IOTA is awaiting the launch of Staking for Shimmer (SMR) and Assembly (ASMB). Meanwhile, the IOTA Foundation explains what it hopes to accomplish with these projects.
When IOTA promised Staking a few weeks ago, investors wondered: is anything really happening in terms of decentralization and further development, or is the IOTA Foundation once again practicing the discipline of full-bodied announcements? As of mid-December, IOTA staking has not started for either Shimmer (SMR) or Assembly (ASMB). Instead, the IOTA Foundation is circulating a blog post that is already supposed to show the prospects for Shimmer and Assembly.
Thereby it becomes clear: IOTA regards Shimmer as an additional test run for an IOTA 2.0, “little brother” of the IOTA 2.0 DevNet is called SMR. Behind it hides that Shimmer is not to be distributed by IOTA Staking at all over the current Mainnet 1.5, but in test environment. After all, there will be 1 SMR per 10 seconds per 1 MIOTA, for 90 days, once the staking has started. If this all works smoothly, it would at least be a technological proof of concept for IOTA 2.0 aka Coordicide. Whether SMR will develop monetary value from it is uncertain, however, as even the IOTA Foundation acknowledges, which does not expect Shimmer to be listed on crypto exchanges quickly.
SMR and ASMB artificial siblings of IOTA 2.0
From an investor perspective, the IOTA Foundation’s comments on Assembly (ASMB) sound more optimistic. Here, future use cases through smart contracts are emphasized where there is economic potential. However, even ASMB will not be able to make its impact until a decentralized IOTA 2.0 is a reality on the mainnet. Staking for Assembly beckons 20 percent of all ASMB in the first 90 days, though again, a potentially monetized unlock is not expected until IOTA Coordicide.
The IOTA Foundation is directly responsible for Shimmer, while IOTA boss Dominik Schiener is on board as co-founder for Assembly. ASMB most recently reported attracting 100 million in venture capital as seed funding and aims to occupy the fields of DeFi, NFTs and blockchain gaming. Overall, the official water status report on IOTA staking sounds overly confident – but it also only deals with “unlaid eggs”.
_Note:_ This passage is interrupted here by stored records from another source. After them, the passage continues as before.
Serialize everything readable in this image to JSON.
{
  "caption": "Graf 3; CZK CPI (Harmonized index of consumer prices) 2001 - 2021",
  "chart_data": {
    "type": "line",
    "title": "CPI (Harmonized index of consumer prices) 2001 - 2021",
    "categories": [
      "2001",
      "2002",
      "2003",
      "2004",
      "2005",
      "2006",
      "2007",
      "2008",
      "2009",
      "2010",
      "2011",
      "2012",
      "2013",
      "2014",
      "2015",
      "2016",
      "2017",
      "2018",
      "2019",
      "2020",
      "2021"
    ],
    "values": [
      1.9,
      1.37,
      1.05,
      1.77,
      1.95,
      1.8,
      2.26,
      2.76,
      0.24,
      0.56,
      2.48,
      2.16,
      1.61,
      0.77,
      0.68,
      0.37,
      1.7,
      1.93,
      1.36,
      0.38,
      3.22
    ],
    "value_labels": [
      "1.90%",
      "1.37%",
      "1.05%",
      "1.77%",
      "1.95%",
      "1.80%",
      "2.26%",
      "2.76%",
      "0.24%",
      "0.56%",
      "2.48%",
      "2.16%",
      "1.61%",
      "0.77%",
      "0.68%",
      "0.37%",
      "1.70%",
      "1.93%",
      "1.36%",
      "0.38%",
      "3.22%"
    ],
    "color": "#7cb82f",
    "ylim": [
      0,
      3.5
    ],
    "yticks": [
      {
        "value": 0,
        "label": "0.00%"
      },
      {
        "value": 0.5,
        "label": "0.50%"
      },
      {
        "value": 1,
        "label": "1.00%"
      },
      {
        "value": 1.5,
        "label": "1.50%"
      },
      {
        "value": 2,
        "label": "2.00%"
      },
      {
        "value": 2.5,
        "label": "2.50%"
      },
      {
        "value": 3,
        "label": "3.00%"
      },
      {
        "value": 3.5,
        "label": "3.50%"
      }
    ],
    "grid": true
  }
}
Conclusion: advance praise for IOTA Staking justified?
The first official announcements by the IOTA Foundation on staking stirred up anticipation with phrases such as “shortly” and “very soon”. Skeptics also interpreted this as “announcement of an announcement” and may see themselves confirmed weeks later. More importantly, however, the IOTA Foundation, chaired by Dominik Schiener, is now hiding where the catch lies more clearly than before in its comments on Shimmer and Assembly. For now, SMR is only meant to demonstrate the stability of the IOTA 2.0 testnet and thus do preliminary work for ASMB. Considerable doubts remain as to whether new tokens are needed right away for such purposes. After all, the problems with the technological development work for a decentralized IOTA 2.0 are faltering.
Nevertheless, there is hardly anything to stop investors from participating in IOTA staking for Assembly and Shimmer – because there are no costs involved and perhaps ASMB and SMR will develop value in the medium term as harbingers of IOTA 2.0. Provided, of course, that test runs and advance notifications become practice, i.e. the promised staking via the IOTA wallet Firefly starts and works at all. Assembly in particular is then asked to prove its purpose to the early investors.